The SEC alleges that Aggarwal learned confidential details about the significant progress of the Microsoft-Yahoo negotiations from his close friend at Microsoft on July 9, 2009, and he tipped Lee with the information during a telephone call the following day.  When the information was reported in the media almost a week later, Yahoo's stock price rose approximately 4 percent.  S.A.C. Capital and Lee reaped substantial profits from the Yahoo shares that he purchased after speaking to Aggarwal.

According to the SEC's amended complaint filed in federal court in Manhattan, Aggarwal covered both Microsoft and Yahoo for his research firm and regularly received periodic updates from his inside source at Microsoft.  Upon learning that Microsoft and Yahoo were potentially within two weeks of finalizing a deal, Aggarwal shared very specific details with Lee.  Aggarwal assured him that the information came from a close friend at Microsoft who was reliable and accurate.
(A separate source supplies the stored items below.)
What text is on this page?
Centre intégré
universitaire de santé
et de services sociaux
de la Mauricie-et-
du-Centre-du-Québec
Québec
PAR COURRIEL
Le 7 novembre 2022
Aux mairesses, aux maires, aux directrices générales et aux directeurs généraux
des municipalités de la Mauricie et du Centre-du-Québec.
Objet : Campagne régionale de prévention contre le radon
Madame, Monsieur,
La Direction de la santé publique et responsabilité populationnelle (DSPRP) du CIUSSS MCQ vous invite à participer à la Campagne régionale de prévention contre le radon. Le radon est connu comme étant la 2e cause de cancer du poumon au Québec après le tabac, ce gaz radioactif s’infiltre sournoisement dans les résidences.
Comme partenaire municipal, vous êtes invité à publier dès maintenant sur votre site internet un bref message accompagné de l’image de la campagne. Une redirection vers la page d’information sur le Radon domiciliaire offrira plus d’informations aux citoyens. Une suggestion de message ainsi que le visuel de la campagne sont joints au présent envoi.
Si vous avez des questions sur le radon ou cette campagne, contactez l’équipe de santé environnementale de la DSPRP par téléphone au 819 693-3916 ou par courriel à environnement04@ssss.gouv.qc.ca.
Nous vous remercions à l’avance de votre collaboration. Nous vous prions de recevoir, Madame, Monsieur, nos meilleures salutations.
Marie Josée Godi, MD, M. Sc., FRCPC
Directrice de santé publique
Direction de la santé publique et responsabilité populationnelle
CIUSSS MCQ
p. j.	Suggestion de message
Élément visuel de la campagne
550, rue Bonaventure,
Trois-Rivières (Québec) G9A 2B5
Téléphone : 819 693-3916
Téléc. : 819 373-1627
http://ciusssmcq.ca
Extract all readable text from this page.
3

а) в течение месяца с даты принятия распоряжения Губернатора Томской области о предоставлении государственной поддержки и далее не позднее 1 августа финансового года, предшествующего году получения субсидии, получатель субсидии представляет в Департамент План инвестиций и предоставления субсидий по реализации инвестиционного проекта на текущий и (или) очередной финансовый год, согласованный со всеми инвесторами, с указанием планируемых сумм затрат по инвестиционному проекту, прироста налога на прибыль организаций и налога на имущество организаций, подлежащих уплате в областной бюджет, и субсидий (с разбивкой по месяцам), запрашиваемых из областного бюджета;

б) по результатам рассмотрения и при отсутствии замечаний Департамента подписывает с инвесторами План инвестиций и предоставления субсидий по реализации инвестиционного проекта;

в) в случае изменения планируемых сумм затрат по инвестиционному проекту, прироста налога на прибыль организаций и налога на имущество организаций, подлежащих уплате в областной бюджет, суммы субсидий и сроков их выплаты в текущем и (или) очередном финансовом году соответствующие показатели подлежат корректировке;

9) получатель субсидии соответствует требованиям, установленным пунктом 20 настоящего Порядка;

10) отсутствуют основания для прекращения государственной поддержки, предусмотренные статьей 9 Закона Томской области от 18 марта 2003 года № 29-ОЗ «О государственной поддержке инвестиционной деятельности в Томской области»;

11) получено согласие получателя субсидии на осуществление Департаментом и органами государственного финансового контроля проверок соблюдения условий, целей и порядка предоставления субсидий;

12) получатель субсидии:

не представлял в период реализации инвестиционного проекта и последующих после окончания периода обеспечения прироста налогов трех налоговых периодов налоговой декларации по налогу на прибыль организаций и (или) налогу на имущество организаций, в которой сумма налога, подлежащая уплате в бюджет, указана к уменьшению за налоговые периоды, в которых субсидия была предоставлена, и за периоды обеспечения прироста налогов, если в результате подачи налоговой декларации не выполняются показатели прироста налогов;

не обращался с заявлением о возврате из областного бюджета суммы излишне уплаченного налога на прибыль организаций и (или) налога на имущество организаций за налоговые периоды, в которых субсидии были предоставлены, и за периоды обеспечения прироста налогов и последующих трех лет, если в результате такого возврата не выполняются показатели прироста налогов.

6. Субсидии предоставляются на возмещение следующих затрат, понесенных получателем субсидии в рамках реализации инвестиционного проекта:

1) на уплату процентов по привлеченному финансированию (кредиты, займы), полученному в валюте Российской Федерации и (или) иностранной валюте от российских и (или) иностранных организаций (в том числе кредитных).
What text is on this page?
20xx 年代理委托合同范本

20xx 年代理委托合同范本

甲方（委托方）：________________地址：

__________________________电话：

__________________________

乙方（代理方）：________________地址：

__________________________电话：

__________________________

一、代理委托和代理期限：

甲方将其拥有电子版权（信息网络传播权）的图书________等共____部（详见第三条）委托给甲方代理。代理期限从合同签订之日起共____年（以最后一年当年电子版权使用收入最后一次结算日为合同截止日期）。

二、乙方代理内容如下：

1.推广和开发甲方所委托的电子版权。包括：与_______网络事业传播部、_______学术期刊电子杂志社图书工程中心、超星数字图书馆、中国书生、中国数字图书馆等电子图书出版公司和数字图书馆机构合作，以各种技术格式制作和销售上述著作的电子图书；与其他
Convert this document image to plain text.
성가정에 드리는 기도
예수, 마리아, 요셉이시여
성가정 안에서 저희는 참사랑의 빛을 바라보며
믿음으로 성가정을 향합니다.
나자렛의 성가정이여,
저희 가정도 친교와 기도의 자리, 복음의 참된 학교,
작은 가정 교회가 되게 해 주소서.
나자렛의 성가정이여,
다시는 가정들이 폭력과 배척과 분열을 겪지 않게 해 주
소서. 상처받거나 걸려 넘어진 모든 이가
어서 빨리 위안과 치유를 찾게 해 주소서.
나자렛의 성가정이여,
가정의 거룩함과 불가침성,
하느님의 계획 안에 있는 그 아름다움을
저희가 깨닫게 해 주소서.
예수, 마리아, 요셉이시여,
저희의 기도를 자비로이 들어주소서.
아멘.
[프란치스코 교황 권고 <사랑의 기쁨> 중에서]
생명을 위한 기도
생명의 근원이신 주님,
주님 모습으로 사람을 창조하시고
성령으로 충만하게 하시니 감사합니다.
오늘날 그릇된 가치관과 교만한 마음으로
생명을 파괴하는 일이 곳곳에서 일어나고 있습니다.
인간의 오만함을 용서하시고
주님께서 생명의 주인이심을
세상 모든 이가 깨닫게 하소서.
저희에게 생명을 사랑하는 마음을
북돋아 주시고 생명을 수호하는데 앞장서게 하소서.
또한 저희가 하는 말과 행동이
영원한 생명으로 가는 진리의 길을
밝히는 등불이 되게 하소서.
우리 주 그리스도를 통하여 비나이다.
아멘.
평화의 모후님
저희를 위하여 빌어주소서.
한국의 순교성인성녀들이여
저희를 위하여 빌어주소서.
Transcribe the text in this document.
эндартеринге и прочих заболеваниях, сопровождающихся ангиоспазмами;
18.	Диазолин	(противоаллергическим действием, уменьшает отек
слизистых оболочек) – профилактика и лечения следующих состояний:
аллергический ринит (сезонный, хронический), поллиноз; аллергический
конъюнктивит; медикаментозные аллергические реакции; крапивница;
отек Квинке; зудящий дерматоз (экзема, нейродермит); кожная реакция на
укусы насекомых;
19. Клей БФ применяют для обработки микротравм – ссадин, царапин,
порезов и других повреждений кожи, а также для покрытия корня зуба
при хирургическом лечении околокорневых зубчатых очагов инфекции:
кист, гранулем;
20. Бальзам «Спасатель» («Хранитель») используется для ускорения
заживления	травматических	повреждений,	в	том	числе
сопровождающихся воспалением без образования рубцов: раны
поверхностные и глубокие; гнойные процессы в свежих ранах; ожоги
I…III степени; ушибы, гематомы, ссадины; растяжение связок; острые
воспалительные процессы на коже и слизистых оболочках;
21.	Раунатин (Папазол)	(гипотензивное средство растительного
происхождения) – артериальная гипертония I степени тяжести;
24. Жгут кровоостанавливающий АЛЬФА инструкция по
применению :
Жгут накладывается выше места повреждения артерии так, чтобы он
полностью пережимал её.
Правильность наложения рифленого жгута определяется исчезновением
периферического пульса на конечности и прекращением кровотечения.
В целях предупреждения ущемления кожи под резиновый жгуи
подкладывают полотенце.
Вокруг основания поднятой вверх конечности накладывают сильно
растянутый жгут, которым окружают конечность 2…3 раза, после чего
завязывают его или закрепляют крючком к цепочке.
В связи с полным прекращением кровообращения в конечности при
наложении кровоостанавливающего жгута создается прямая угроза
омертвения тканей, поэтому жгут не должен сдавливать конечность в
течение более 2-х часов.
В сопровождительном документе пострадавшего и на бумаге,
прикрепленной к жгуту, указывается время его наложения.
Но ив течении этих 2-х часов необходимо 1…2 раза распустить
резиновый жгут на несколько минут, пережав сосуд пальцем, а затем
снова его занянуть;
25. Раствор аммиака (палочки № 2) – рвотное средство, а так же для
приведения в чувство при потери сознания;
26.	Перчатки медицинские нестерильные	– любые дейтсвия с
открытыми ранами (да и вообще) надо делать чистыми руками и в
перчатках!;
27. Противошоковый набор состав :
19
The SEC's amended complaint charges Aggarwal and Lee with violating Section 10(b) of the Securities Exchange Act of 1934 and Rule 10b-5.  The amended complaint seeks a final judgment ordering Aggarwal and Lee to pay disgorgement of ill-gotten gains plus prejudgment interest and financial penalties, and permanently enjoining them from future violations of these provisions of the federal securities laws.

The SEC's investigation, which is continuing, has been conducted by Thomas Smith, Michael Holland, and Joseph Sansone of the Enforcement Division's Market Abuse Unit in New York as well as Melissa Coppola and Jordan Baker in the New York Regional Office.  The team was assisted at various points during the investigation by Timothy Casey of the New York Regional Office, Patrick McCluskey and Kay Lee of the Market Abuse Unit in Philadelphia, and Daniel Koster of the Philadelphia Regional Office.  The case has been supervised by Sanjay Wadhwa.  The SEC appreciates the assistance of the U.S. Attorney's Office for the Southern District of New York and the Federal Bureau of Investigation.